1. A change in the tax status of an enterprise or of its shareholders may have consequences for an enterprise by increasing or decreasing its tax liabilities or assets. This may, for example, occur upon the public listing of an enterprise's equity instruments or upon the restructuring of an enterprise's equity. It may also occur upon a controlling shareholder's move to a foreign country. As a result of such an event, an enterprise may be taxed differently; it may for example gain or lose tax incentives or become subject to a different rate of tax in the future.

2. A change in the tax status of an enterprise or its shareholders may have an immediate effect on the enterprise's current tax liabilities or assets. The change may also increase or decrease the deferred tax liabilities and assets recognised by the enterprise, depending on the effect the change in tax status has on the tax consequences that will arise from recovering or settling the carrying amount of the enterprise's assets and liabilities.

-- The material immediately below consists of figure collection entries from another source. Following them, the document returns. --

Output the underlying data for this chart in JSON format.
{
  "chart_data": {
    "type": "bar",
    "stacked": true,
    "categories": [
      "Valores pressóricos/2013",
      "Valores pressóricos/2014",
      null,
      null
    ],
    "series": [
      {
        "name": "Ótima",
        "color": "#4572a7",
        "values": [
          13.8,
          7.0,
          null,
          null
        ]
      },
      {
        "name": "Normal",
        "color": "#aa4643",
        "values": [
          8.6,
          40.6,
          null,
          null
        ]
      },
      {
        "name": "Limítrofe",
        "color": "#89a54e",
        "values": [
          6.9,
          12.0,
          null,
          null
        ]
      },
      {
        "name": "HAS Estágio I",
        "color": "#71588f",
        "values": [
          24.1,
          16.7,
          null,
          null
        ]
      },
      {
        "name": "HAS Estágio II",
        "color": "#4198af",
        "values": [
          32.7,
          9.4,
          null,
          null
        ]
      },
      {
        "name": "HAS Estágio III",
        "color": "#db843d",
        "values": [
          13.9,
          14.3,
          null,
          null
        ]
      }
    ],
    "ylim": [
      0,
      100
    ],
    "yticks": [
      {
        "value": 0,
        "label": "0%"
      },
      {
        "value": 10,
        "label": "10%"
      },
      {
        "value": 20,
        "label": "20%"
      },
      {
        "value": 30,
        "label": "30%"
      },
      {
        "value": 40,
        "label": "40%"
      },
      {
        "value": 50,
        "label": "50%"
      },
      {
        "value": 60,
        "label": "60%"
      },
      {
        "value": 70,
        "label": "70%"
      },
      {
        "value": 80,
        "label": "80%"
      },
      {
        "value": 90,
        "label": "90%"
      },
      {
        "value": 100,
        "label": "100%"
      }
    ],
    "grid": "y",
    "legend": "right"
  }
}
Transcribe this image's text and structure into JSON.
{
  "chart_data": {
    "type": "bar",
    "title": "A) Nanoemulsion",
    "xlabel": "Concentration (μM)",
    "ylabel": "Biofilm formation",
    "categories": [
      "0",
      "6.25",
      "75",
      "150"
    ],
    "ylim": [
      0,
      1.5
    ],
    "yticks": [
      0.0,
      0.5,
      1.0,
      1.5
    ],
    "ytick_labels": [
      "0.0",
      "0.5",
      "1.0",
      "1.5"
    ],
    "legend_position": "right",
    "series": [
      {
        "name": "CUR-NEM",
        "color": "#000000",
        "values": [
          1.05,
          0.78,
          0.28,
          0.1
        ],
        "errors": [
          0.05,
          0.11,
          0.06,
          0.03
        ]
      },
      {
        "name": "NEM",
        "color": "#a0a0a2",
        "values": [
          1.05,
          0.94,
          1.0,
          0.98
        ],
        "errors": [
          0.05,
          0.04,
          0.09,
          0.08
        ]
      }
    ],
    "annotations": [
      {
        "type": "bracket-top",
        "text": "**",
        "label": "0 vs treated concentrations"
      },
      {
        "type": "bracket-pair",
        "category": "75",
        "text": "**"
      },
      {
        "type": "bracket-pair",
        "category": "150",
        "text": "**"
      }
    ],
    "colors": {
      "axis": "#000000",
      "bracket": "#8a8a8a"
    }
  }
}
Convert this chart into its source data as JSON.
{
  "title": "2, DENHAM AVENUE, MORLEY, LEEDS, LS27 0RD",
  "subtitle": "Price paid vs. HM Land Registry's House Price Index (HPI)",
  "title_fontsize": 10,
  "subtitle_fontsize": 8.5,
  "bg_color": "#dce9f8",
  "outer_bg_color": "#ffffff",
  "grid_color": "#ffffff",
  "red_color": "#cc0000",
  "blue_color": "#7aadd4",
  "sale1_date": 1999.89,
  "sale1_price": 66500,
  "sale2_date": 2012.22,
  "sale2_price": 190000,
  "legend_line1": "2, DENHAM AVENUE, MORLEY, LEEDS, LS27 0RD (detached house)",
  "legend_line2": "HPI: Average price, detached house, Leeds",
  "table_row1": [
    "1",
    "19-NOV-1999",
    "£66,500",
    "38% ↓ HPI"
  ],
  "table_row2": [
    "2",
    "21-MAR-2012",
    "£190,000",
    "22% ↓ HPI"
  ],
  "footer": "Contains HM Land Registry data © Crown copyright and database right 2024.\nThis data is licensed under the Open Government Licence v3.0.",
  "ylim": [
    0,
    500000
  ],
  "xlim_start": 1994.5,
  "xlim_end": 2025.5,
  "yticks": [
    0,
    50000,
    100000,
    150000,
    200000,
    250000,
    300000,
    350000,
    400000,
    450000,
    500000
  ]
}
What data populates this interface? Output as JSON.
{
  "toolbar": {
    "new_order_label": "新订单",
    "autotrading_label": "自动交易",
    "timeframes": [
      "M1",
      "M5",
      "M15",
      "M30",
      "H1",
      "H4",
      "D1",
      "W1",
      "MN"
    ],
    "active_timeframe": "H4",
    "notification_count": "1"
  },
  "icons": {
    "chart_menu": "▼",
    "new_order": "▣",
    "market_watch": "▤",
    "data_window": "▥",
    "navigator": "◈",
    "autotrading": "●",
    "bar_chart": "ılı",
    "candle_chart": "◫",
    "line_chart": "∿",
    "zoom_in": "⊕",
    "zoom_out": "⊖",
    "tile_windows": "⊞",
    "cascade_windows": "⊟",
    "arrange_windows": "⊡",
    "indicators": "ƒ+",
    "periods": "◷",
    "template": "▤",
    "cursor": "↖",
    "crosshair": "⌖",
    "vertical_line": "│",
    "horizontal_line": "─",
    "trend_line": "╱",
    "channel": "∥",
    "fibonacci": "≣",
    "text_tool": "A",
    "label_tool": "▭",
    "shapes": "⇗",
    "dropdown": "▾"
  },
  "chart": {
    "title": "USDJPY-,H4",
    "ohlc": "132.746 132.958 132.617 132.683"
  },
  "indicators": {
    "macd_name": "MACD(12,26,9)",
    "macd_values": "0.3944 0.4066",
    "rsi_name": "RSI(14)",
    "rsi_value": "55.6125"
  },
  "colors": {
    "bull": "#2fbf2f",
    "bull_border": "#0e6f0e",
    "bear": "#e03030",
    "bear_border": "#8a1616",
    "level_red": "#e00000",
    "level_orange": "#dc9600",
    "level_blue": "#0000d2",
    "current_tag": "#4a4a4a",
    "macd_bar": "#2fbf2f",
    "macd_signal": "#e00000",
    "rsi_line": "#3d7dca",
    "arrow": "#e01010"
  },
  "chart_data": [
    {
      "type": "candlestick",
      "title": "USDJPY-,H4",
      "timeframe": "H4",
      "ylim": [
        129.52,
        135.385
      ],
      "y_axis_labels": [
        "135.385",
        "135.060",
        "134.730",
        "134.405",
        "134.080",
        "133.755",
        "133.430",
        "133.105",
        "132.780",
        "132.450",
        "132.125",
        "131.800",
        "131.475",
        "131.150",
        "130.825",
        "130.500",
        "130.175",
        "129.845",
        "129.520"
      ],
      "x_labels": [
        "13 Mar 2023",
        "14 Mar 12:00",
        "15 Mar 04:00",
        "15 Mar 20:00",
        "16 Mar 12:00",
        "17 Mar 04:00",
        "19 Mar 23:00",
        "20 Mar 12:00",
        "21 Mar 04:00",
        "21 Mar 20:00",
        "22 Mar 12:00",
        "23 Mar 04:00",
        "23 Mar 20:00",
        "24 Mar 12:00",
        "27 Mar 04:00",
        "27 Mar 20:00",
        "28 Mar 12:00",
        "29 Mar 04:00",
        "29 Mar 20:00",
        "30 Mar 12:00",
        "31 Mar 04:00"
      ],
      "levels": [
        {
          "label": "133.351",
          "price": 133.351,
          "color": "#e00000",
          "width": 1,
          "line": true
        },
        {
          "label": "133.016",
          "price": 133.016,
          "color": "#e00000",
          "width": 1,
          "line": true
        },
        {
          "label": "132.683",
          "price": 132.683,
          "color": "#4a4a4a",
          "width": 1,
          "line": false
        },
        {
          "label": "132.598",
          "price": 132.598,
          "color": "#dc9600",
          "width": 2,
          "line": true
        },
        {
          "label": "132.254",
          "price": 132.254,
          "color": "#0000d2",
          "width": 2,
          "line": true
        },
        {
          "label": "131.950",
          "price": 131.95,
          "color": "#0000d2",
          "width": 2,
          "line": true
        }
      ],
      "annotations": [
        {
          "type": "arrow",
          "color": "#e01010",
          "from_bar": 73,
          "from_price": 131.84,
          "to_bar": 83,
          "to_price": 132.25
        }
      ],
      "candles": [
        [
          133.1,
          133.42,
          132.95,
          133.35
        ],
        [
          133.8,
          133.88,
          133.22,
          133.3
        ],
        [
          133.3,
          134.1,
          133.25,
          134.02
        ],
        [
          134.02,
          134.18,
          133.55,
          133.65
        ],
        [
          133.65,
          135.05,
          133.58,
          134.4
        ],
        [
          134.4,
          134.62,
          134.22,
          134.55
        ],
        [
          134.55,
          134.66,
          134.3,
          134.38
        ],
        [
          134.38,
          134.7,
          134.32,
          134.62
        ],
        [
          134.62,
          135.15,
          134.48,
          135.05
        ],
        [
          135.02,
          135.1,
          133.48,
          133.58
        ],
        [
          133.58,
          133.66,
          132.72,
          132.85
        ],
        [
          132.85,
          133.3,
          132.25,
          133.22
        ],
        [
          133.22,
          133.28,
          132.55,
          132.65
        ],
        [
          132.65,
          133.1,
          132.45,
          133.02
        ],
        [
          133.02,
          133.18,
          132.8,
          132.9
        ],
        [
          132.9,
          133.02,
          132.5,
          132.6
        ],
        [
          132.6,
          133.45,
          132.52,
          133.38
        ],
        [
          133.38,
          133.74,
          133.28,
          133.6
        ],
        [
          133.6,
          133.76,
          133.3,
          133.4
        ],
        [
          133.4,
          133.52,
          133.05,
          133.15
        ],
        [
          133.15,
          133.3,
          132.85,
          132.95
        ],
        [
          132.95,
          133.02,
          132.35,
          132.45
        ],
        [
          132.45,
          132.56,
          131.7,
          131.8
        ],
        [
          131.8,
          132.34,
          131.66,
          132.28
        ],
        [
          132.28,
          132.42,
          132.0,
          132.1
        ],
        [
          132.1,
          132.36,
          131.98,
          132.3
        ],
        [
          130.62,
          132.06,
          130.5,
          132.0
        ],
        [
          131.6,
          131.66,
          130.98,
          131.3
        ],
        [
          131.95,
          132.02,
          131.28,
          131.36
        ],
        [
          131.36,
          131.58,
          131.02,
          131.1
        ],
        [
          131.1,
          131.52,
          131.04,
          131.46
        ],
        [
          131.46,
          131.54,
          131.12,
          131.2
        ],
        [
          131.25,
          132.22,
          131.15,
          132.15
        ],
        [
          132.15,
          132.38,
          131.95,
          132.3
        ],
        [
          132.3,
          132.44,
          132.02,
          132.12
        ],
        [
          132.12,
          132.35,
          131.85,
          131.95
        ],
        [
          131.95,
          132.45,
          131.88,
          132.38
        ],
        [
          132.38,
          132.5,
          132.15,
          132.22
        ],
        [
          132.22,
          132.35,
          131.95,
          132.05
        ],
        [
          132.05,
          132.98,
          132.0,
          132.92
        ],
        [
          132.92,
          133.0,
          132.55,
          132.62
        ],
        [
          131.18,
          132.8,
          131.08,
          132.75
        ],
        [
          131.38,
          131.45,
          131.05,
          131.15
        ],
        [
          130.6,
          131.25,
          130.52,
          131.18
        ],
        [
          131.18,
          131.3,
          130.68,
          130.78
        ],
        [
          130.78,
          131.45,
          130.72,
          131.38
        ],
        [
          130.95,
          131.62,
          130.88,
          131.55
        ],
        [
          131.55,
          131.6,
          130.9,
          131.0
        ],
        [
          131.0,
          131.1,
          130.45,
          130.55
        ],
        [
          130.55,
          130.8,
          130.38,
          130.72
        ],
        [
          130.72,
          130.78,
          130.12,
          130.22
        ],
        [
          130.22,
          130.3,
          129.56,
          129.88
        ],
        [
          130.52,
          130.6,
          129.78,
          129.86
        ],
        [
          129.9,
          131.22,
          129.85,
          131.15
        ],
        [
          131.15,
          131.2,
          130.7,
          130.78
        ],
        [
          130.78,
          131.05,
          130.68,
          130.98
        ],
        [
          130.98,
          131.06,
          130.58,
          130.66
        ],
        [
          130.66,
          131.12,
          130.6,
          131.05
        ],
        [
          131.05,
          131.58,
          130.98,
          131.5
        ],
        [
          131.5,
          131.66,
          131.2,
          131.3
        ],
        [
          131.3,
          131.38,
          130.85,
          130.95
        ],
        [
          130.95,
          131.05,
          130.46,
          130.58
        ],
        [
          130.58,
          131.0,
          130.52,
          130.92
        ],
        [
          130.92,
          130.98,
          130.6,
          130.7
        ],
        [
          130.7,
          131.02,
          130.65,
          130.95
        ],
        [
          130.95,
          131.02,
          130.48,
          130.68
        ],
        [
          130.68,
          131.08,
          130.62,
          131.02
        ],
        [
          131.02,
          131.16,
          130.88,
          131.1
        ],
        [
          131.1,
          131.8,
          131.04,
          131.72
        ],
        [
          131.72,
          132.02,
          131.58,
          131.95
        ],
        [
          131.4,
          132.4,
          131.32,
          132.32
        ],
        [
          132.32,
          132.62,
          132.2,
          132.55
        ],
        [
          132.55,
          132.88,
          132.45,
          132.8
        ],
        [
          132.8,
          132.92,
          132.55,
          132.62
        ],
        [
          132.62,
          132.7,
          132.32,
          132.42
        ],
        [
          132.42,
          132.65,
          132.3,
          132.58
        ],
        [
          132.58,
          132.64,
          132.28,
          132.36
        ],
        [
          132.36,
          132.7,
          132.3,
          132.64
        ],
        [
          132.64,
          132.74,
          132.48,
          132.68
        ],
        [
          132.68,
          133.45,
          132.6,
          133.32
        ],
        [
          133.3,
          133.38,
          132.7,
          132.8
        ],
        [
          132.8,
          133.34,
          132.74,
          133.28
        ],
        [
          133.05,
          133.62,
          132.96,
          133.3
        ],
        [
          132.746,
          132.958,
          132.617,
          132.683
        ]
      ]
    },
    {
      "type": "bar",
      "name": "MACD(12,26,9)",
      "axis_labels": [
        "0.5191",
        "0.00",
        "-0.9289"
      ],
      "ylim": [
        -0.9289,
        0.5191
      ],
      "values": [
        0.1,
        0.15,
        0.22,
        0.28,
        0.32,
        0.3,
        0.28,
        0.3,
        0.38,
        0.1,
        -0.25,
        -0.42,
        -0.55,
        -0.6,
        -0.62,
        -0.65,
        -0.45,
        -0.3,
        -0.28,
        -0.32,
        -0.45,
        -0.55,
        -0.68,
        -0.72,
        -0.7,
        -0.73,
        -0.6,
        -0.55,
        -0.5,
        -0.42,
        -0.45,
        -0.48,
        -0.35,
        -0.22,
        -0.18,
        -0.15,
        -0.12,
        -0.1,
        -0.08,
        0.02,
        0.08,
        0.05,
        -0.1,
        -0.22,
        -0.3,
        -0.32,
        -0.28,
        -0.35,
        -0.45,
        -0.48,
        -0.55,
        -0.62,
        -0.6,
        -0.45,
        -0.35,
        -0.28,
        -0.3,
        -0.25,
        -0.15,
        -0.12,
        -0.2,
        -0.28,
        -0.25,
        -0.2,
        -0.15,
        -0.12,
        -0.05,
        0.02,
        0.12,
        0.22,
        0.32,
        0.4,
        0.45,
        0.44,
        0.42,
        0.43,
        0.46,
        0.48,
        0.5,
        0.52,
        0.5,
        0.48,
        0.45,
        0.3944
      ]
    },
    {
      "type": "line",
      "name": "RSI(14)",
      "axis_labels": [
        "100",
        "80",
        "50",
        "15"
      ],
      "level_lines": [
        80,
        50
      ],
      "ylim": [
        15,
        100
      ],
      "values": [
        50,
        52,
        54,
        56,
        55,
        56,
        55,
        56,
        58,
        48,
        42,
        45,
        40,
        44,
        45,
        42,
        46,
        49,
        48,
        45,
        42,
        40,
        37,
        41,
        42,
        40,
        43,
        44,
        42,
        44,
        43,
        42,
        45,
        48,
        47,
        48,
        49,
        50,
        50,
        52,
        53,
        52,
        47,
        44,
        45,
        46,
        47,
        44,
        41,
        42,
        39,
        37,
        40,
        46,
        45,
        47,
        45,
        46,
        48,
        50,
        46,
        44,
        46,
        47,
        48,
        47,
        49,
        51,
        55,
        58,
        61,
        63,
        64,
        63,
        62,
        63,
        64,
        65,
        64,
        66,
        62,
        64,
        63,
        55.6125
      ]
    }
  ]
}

3. The issue is how an enterprise should account for the tax consequences of a change in its tax status or that of its shareholders.

Consensus

4. A change in the tax status of an enterprise or its shareholders does not give rise to increases or decreases in amounts recognised directly in equity. The current and deferred tax consequences of a change in tax status should be included in net profit or loss for the period, unless those consequences relate to transactions and events that result, in the same or a different period, in a direct credit or charge to the recognised amount of equity. Those tax consequences that relate to changes in the recognised amount of equity, in the same or a different period (not included in net profit or loss), should be charged or credited directly to equity.

Date of consensus: August 1999.

Effective date: this consensus becomes effective on 15 July 2000. Changes in accounting policies should be accounted for according to the transition requirements of IAS 8.46.